Rein in die Bubble
Für ein Newsportal habe ich mal mit dem Präsidenten vom «Marsch fürs Läbe» über Homosexualität diskutiert, vor laufender Kamera. Ein Typ um die 50 im Strickjäggli, braver Haarschnitt, Brille. Im Gesicht ein sanftes Schmunzeln ohne Ende. Er hat kein einziges Mal ernst geguckt. Nicht mal, als die Kamera aus war. Er hat immer von oben herab auf mich runtergeschmunzelt.
Ich bin gay von Beruf, und er ist ein evangelikaler Fundamentalist. Man könnte also meinen, ich sei gefasst gewesen: auf Bibelzitate, auf Gemeinheiten, auf miserable Argumente. Aber nicht darauf: dieses sanfte herablassende Schmunzeln. Und dazu der eine Satz: «Homosexualität ist ein Fehlverhalten. Und Fehlverhalten kann man korrigieren. Unbedingt.»
In den Tagen nach dieser Diskussion war ich nicht sicher, ob meine Teilnahme richtig gewesen war. Wenn man einen hochgradigen Homohasser und eine aktivistische Bisexuelle einlädt: Was sendet das für ein Signal aus? Dass das die beiden Enden des Spektrums sind?

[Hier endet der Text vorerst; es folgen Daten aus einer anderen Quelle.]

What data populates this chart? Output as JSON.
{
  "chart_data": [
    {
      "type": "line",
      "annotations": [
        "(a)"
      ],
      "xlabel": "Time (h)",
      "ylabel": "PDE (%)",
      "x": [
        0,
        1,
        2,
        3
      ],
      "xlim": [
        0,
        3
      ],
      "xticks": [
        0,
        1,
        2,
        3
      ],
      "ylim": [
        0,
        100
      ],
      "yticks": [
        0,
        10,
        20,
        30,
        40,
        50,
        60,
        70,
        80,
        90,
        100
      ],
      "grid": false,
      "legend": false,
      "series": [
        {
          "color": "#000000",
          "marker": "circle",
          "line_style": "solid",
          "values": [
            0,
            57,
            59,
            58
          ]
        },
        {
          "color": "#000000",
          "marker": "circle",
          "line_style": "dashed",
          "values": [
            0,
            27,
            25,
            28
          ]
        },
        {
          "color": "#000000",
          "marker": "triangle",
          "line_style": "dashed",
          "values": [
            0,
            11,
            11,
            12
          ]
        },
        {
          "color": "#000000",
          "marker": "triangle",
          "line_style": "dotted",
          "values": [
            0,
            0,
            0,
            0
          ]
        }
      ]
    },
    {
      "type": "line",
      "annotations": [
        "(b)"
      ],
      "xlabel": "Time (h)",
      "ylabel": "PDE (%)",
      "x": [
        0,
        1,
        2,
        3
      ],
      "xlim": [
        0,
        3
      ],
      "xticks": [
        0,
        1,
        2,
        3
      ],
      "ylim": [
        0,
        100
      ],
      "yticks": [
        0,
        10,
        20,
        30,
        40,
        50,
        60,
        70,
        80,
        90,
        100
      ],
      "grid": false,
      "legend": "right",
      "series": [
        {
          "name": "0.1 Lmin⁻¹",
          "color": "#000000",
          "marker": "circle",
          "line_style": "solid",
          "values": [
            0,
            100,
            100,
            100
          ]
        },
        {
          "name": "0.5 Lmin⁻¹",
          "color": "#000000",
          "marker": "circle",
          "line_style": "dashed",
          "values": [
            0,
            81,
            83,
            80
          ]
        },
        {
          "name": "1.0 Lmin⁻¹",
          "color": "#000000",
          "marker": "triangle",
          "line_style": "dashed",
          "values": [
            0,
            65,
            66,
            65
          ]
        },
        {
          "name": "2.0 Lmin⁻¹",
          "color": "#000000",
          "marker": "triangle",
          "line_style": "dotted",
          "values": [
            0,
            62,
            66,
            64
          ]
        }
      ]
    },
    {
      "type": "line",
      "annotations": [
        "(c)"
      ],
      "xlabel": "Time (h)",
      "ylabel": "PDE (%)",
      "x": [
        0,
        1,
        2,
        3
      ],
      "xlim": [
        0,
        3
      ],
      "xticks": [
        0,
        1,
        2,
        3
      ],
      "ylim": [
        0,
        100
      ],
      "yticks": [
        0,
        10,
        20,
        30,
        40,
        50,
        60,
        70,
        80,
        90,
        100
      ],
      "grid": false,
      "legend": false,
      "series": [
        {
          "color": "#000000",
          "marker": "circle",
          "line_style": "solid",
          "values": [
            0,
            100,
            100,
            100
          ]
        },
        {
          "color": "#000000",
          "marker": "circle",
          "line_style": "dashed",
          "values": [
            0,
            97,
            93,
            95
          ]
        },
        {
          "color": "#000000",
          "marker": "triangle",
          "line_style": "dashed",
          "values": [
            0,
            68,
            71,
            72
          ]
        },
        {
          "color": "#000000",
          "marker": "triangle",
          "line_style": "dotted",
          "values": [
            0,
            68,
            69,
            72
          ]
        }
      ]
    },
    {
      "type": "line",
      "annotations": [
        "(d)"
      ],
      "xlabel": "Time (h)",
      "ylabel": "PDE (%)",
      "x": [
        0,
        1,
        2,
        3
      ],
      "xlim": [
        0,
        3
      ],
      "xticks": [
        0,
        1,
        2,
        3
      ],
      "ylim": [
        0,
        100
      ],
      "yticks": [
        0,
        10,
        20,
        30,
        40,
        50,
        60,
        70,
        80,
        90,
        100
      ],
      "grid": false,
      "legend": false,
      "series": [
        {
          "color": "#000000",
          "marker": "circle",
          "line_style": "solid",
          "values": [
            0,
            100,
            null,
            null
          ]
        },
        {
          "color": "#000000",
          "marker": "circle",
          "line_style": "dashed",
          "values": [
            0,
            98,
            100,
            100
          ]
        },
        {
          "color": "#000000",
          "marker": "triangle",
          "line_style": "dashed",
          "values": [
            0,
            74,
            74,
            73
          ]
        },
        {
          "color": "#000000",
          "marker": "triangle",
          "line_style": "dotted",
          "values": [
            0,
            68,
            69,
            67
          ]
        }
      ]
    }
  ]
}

Wenn ja: Was wäre denn eine mittige Position, ein Kompromiss? Homos nur ein bisschen hassen? Was ist die Mitte zwischen rechten Menschen und Menschenrechten?
Noch wochenlang stellte ich mir diese Fragen. Aber noch viel länger plagte mich dieser Satz. Fehlverhalten muss man korrigieren. Was für eine gewaltvolle Behauptung. Sie fühlte sich an wie ein Würgegriff. – Fühlt. Meine Beklemmung hat noch nicht nachgelassen. Das Video ist eineinhalb Jahre her.
Letztens sah ich mir The Social Dilemma an, diese Quasi-Dokumentation über Soziale Medien. Darin wird ein Phänomen aufgezeigt, von dem eh schon jahrelang alle reden: die soziale Bubble, also die Filterblase.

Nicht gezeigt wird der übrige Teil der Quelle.